Personagens importantes na consolidação do cinema independente norte-americano a partir dos anos 90 protagonizam episódios ilustrativos dos novos tempos. "Che", de Steven Soderbergh, que obteve simbólica Palma de Ouro em Cannes com "Sexo, Mentiras e Videotape" (1989), quase não encontrou distribuidor nos EUA.
Lançada discretamente com uma verba de promoção de US$ 1 milhão (contra a média atual de US$ 37 milhões para um filme de estúdio), a cinebiografia de Ernesto Guevara arrecadou apenas US$ 1,7 milhão. O novo projeto de Soderbergh, "Moneyball", foi suspenso três dias antes do início das filmagens.
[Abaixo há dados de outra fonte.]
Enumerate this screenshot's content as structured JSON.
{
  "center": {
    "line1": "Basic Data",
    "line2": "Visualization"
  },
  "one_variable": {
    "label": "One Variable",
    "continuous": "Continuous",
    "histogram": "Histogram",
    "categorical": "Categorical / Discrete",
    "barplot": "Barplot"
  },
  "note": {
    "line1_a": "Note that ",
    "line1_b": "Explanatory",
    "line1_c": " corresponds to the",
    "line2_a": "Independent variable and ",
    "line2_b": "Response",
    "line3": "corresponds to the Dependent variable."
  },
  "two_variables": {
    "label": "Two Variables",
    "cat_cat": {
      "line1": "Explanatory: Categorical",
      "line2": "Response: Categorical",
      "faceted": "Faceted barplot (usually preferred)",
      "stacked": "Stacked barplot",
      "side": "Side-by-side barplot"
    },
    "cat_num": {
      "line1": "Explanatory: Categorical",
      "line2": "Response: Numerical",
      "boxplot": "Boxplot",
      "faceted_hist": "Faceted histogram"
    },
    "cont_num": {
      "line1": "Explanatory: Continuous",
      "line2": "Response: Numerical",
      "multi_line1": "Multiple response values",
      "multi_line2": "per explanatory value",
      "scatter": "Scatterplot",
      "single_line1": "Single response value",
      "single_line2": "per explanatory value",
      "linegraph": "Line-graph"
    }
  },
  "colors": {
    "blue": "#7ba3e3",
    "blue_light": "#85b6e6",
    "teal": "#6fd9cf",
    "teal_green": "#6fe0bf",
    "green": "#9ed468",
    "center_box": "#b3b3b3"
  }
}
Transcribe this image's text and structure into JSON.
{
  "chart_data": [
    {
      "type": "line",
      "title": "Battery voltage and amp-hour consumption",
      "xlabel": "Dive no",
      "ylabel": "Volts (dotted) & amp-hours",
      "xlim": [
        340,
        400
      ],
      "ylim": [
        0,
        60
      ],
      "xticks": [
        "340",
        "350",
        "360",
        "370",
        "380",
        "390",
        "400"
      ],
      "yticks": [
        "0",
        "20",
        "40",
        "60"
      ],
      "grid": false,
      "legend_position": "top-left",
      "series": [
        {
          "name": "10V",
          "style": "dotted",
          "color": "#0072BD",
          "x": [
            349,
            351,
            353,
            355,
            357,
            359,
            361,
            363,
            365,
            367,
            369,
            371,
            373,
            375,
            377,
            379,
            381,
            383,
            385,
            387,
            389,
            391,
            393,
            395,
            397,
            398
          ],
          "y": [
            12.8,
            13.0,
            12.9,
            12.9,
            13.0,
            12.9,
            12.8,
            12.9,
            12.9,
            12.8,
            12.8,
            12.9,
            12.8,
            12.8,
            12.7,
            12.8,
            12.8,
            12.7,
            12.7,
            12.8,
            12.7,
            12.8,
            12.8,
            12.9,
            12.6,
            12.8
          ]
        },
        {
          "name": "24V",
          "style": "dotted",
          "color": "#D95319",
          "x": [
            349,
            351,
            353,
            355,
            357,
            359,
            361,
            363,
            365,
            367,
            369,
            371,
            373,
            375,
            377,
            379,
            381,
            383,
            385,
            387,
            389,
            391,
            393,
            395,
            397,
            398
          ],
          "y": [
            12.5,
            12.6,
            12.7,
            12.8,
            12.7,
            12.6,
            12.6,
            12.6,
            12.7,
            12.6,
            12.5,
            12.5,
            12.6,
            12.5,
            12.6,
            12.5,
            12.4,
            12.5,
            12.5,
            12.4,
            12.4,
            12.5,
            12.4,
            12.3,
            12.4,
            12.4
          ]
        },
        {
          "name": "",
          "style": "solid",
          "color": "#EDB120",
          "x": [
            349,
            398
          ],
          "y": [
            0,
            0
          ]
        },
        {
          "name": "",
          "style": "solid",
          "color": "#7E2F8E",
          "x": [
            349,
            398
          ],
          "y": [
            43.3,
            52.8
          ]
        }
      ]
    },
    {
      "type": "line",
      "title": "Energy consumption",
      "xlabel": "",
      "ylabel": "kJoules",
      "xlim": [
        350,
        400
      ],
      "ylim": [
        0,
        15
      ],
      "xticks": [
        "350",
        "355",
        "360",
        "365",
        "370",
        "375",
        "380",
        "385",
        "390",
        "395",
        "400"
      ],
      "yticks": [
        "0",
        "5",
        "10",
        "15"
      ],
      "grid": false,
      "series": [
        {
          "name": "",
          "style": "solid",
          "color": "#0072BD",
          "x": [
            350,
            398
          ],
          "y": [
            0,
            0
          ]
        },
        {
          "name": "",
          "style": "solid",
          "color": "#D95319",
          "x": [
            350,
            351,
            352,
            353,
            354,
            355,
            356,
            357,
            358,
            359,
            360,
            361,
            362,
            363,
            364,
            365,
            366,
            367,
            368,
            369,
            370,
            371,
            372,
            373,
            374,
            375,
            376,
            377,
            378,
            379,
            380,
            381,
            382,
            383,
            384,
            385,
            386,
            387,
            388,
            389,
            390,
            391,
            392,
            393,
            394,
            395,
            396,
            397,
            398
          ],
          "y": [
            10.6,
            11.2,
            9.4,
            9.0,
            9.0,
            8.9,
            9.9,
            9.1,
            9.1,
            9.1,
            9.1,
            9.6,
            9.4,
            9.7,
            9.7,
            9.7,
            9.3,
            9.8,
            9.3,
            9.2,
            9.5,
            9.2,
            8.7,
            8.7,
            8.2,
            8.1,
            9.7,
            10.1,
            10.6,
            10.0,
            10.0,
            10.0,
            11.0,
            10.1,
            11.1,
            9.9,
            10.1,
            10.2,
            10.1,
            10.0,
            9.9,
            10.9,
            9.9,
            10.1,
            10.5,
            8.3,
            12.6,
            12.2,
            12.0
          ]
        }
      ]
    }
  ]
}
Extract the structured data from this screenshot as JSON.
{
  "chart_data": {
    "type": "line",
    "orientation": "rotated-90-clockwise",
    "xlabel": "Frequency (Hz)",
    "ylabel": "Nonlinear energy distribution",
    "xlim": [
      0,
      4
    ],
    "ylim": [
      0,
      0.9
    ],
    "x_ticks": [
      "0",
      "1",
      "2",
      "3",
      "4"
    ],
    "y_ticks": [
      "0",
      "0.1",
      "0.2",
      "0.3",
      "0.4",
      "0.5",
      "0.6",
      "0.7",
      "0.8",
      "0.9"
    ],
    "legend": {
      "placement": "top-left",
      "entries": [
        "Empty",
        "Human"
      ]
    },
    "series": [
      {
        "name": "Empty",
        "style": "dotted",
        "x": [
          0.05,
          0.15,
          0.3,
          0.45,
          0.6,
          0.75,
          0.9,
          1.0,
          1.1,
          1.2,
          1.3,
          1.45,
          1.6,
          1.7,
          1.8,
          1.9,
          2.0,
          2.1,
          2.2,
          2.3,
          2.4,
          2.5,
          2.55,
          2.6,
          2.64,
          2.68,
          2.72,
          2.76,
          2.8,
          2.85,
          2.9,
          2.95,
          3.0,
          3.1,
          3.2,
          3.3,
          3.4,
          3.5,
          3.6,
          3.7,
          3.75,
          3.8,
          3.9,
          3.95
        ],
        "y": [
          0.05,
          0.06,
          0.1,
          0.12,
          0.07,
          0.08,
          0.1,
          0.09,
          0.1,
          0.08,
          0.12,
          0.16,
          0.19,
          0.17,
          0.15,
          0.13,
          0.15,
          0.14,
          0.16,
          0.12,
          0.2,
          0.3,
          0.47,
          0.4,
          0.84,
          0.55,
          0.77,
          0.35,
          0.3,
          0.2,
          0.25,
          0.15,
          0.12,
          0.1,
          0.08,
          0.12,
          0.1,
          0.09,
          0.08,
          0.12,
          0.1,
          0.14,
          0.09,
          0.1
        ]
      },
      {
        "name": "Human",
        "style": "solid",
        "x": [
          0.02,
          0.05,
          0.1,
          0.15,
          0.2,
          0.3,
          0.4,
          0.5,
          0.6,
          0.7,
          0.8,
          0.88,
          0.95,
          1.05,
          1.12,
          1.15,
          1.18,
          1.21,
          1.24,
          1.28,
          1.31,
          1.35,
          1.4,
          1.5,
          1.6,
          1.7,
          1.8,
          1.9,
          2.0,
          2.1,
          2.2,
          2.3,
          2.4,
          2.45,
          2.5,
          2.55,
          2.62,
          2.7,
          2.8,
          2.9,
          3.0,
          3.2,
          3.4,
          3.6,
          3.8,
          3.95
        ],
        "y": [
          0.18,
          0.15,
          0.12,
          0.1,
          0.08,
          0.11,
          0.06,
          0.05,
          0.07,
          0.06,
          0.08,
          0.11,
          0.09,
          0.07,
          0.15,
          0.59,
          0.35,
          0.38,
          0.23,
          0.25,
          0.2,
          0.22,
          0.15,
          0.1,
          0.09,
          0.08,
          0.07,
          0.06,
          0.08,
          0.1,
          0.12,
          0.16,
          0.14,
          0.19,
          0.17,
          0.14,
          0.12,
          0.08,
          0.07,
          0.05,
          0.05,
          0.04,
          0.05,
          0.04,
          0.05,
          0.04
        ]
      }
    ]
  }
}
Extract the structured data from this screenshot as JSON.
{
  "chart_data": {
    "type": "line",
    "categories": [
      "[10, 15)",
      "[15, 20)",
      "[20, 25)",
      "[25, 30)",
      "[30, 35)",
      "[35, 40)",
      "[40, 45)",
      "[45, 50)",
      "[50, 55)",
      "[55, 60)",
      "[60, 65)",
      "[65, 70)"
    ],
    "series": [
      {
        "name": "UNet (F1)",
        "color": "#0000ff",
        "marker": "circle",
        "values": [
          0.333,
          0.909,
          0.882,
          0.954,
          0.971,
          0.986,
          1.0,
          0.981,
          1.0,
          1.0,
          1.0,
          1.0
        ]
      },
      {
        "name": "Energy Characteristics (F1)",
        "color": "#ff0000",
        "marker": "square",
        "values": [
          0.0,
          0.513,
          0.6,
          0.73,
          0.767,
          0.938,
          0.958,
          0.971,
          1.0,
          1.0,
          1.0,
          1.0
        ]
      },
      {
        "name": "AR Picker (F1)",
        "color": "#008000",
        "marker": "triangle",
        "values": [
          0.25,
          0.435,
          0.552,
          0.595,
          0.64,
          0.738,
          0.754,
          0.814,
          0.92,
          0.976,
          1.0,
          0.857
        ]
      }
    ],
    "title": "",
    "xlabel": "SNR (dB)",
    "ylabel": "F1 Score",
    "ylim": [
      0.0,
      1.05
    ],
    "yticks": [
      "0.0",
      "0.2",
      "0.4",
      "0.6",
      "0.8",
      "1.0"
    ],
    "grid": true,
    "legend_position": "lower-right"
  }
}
Nesse caso, os dados são ainda mais alarmantes: era um filme de grande estúdio (Sony) e estrelado por um astro (Brad Pitt), mas foi considerado de alto risco porque envolvia o uso de um estilo semidocumental que não seria "vendável". Descontente com o desempenho de seus dramas adultos recentes, a Universal suspendeu as atividades do departamento responsável por esses projetos.
Os irmãos Bob e Harvey Weinstein -que tornaram a produtora e distribuidora Miramax, hoje incorporada ao grupo Disney, um ícone da onda independente nos anos 90- tentam agora erguer a Weinstein Company, que se reestrutura, com a ajuda do escritório que cuidou da falência da Enron, para renegociar dívida de US$ 500 milhões.
"É um período de desafios para todos os que não fazem filmes para crianças ou para adultos que se comportam como crianças", afirma Rebecca Yeldham, diretora do Festival de Los Angeles, cuja última edição, realizada em junho, reuniu profissionais da indústria em painel chamado "O mundo como o conhecemos: acabou?".
"Era inevitável que os anos de ouro do cinema independente terminariam. Como ocorreu de forma geral na economia dos EUA, a operação se tornou cheia de gorduras - muitos filmes sendo jogados no circuito, muitos filmes ruins "queimando" o espectador desavisado, custos crescentes."
O orçamento médio de um longa independente saltou de US$ 5 milhões "para duas ou três vezes mais", de acordo com Rebecca, e seus custos de lançamento subiram para "entre US$ 2 milhões e US$ 5 milhões", segundo o produtor Mark Gill, em virtude da necessidade de lutar pelo público contra superproduções e alternativas de lazer doméstico.
Ex-presidente da Miramax e atual diretor da produtora Film Department, Gill foi apelidado por colegas em Hollywood como "príncipe das trevas" por um diagnóstico sombrio do cenário independente feito em um simpósio do Festival de Los Angeles de 2008.
Na ocasião, Gill considerou que "o céu estava caindo" sobre a produção independente. "Quando fiz aquele discurso, fui acusado de ser muito negativo", lembra. "O tempo mostrou que eu fui otimista. As coisas ficaram um pouco piores do que eu havia imaginado."